Justice JOSEPH GORDON delivered the opinion of the court:

This is an appeal pursuant to Supreme Court Rule 304(a) (155 Ill.2d R. 304(a)) by plaintiff, Michelle Williams, individually, and as special administrator of the estate of Baby Doe, from the grant of summary judgment, on certain counts of her complaint for her own and Baby Doe's personal injuries, to defendant, John C. Manchester. Specifically, Williams contends that the circuit court erred when it granted summary judgment to Manchester on her claim under the Wrongful Death Act (740 ILCS 180/1 (West 2002)) for Baby Doe's death which came about after she terminated her pregnancy as a result, she contends, of injuries Manchester caused. Williams further contends that the court erred in granting summary judgment to Manchester on her claim for Baby Doe under the Survival Act (755 ILCS 5/27-6 (West 2002)). For the following reasons, we reverse the grant of summary judgment to Manchester on the wrongful death count, but affirm the grant of summary judgment on the survival count.


On January 22, 2003, Williams filed a three-count complaint in the circuit court. The complaint alleged that she was a passenger in a car struck by Manchester's car on October 15, 2002, at the intersection of Montrose and Western Avenues in Chicago. Among other acts of negligence causing the collision, plaintiff alleged that Manchester failed to yield the right-of-way and turned left in front of the car in which Williams rode when it was unsafe to do so.

864 N.E.2d 967

In the first count of the complaint, Williams sought recovery for her own injuries on account of Manchester's alleged negligence.

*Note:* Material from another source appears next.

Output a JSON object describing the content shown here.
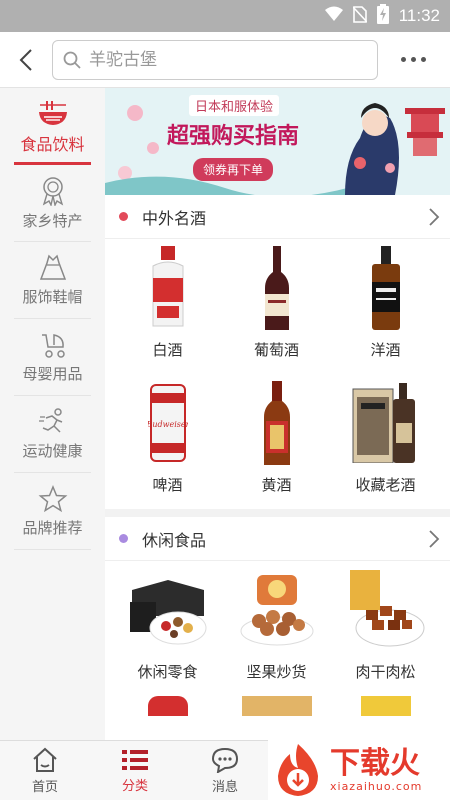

In the second count, Williams alleged that she was carrying a child who ultimately died as a result of the collision caused by Manchester and sought to recover for her child's wrongful death as administrator of Baby Doe's estate. Finally, in the third count, Williams, pleading for herself and Baby Doe, sought recovery for Manchester's alleged negligent infliction of emotional distress. As shall be more fully discussed below, Williams subsequently added a fourth count alleging the right of Baby Doe to recover for injuries he/she sustained before his/her death under the Survival Act.

Manchester, subsequently, filed an answer denying all pertinent allegations. He further filed a third-party complaint alleging that Michelle Popec, the driver of the car in which Williams was a passenger, caused the collision through her own negligent driving. Popec, in turn, answered Manchester's complaint, denying all pertinent allegations.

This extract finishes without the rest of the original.